When you see massive transit ships they must have a huge amount of investment in security and they’re mostly steel, they’re so tall and big, must have quite a few crew on board, and surely have lockable containers inside, and the pirate ships are motor boats with a handful of individuals, how does that little boat with a few people take over such a large steel container with so much money behind it?
EDIT: such interesting replies! My question is now, eli5: with everything you all have said, why aren’t there more pirate ships?
In: Other
short answer: Guns.
Slightly longer answer: those huge ships still have fairly small crews (like maybe a 20-30), and rely heavily on automation. Everything is controlled from the bridge.
Thus, if you can get aboard via grapples and such, you storm the bridge and Volia! you control the ship. From there, its just a matter of coercion to get the crew to surrender (I dont know about you, but *I* wouldn’t risk death for a bunch of cargo someone else owns, given the high likely hood of survival and eventual ransom). They then steer (or rather, force the crew to steer) the ship into a friendly port where you can hold it for ransom and/or looting. Given the high payoff of a successful raid, it doesn’t take many to turn a profit, or at least keep people trying (kinda like winning the lottery. not many win, but lots play hoping to score big).

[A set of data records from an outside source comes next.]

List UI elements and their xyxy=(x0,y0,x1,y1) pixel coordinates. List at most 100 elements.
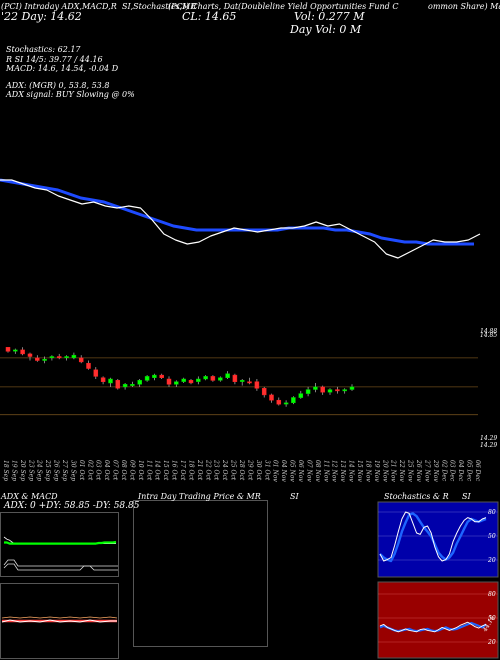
date-tick-label: 15 Nov xyxy=(356,460,363,482)
date-tick-label: 07 Nov xyxy=(305,460,312,482)
candle-body xyxy=(283,402,289,405)
candle-body xyxy=(93,369,99,377)
candle-body xyxy=(115,380,121,389)
date-tick-label: 23 Sep xyxy=(27,459,34,481)
candle-body xyxy=(239,380,245,382)
close-label: CL: 14.65 xyxy=(182,10,237,23)
stoch-panel-title: Stochastics & R xyxy=(384,492,449,501)
date-tick-label: 19 Nov xyxy=(373,460,380,482)
date-tick-label: 05 Dec xyxy=(466,460,473,482)
rsi-white-line xyxy=(379,621,487,633)
date-tick-label: 19 Sep xyxy=(10,460,17,481)
date-tick-label: 25 Oct xyxy=(230,459,237,481)
candle-body xyxy=(42,358,47,361)
adx-lower-line xyxy=(3,563,118,571)
stat-stochastics: Stochastics: 62.17 xyxy=(6,45,81,54)
main-blue-line xyxy=(0,178,474,246)
candle-body xyxy=(137,380,142,385)
candle-body xyxy=(203,376,208,380)
adx-stats: ADX: 0 +DY: 58.85 -DY: 58.85 xyxy=(4,501,140,511)
candle-body xyxy=(174,381,179,385)
candle-body xyxy=(166,378,172,385)
date-tick-label: 09 Oct xyxy=(128,460,135,481)
date-tick-label: 08 Nov xyxy=(314,460,321,482)
candle-body xyxy=(196,378,201,382)
candle-body xyxy=(71,354,77,359)
candle-body xyxy=(269,394,274,401)
candle-body xyxy=(130,384,135,386)
header-title-5: ommon Share) Ma xyxy=(428,2,500,11)
header-title-3: (PCI) Charts, Dat xyxy=(168,2,239,11)
candle-body xyxy=(64,356,69,359)
date-tick-label: 24 Oct xyxy=(221,459,228,481)
candle-body xyxy=(225,373,230,378)
candle-body xyxy=(20,349,25,355)
date-tick-label: 08 Oct xyxy=(120,460,127,481)
stat-macd: MACD: 14.6, 14.54, -0.04 D xyxy=(6,64,119,73)
candle-body xyxy=(152,374,157,378)
stat-adx-signal: ADX signal: BUY Slowing @ 0% xyxy=(6,90,135,99)
price-label-right: 14.88 xyxy=(480,328,497,335)
date-tick-label: 23 Oct xyxy=(213,459,220,481)
date-tick-label: 05 Nov xyxy=(289,460,296,482)
date-tick-label: 25 Nov xyxy=(407,459,414,482)
intraday-panel-frame xyxy=(133,500,268,647)
date-tick-label: 10 Oct xyxy=(137,460,144,481)
date-tick-label: 27 Nov xyxy=(423,459,430,482)
stoch-white-line xyxy=(379,511,487,562)
date-tick-label: 24 Sep xyxy=(36,459,43,481)
date-tick-label: 15 Oct xyxy=(162,460,169,481)
candle-body xyxy=(49,356,55,359)
candle-body xyxy=(313,386,318,390)
vol-label: Vol: 0.277 M xyxy=(294,10,365,23)
stat-adx: ADX: (MGR) 0, 53.8, 53.8 xyxy=(6,81,110,90)
date-tick-label: 01 Nov xyxy=(272,460,279,482)
candle-body xyxy=(349,386,355,390)
candle-body xyxy=(342,389,347,392)
candle-body xyxy=(100,377,106,382)
date-tick-label: 14 Oct xyxy=(154,460,161,481)
date-tick-label: 25 Sep xyxy=(44,459,51,481)
rsi-level-label: 80 xyxy=(488,591,496,598)
date-tick-label: 17 Oct xyxy=(179,460,186,481)
header-title-2: SI,Stochastics,MR xyxy=(122,2,197,11)
date-tick-label: 06 Dec xyxy=(474,460,481,482)
candle-body xyxy=(108,378,113,384)
date-tick-label: 31 Oct xyxy=(263,460,270,481)
candle-body xyxy=(27,353,33,357)
date-tick-label: 20 Sep xyxy=(19,459,26,481)
candle-body xyxy=(261,388,267,396)
stoch-panel-title-right: SI xyxy=(462,492,471,501)
candle-body xyxy=(181,378,186,382)
date-tick-label: 21 Oct xyxy=(196,459,203,481)
candle-body xyxy=(86,362,91,369)
date-tick-label: 03 Dec xyxy=(449,460,456,482)
candle-body xyxy=(218,377,223,381)
candle-body xyxy=(159,374,164,378)
candle-body xyxy=(144,376,150,381)
candle-body xyxy=(78,357,84,363)
date-tick-label: 30 Oct xyxy=(255,460,262,481)
date-tick-label: 02 Dec xyxy=(440,460,447,482)
date-tick-label: 14 Nov xyxy=(348,460,355,482)
date-tick-label: 01 Oct xyxy=(78,460,85,481)
candle-body xyxy=(122,384,128,388)
date-tick-label: 28 Oct xyxy=(238,459,245,481)
stoch-panel-bg xyxy=(377,501,499,578)
price-label-right: 14.29 xyxy=(480,442,497,449)
candle-body xyxy=(232,374,238,382)
intraday-panel-title-right: SI xyxy=(290,492,299,501)
date-tick-label: 29 Nov xyxy=(432,459,439,482)
header-title-4: (Doubleline Yield Opportunities Fund C xyxy=(238,2,399,11)
candle-body xyxy=(335,389,340,392)
date-tick-label: 13 Nov xyxy=(339,460,346,482)
candle-body xyxy=(254,381,260,389)
candle-body xyxy=(320,386,325,393)
candle-body xyxy=(276,399,282,405)
date-tick-label: 18 Nov xyxy=(364,460,371,482)
candle-body xyxy=(56,356,62,359)
price-line-left: '22 Day: 14.62 xyxy=(1,10,82,23)
date-tick-label: 22 Nov xyxy=(398,459,405,482)
date-tick-label: 04 Dec xyxy=(457,460,464,482)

Theirs been a few ships with private security onboard, but that stuff is expensive, and its not that common. even at the height of the piracy off somalia, the amount of trade that passed without problems was sufficient that it was a hard sell to the shipping companies, who’d rather pressure the governments into trying to sort the issues allowing piracy to exist.
The recent Houthi efforts have been different, mind, as they have been using stuff like a full on call of duty style helicopter assault to board one ship, and most of their attacks have been drone and missile strikes intended to damage or sink ships, not to take control.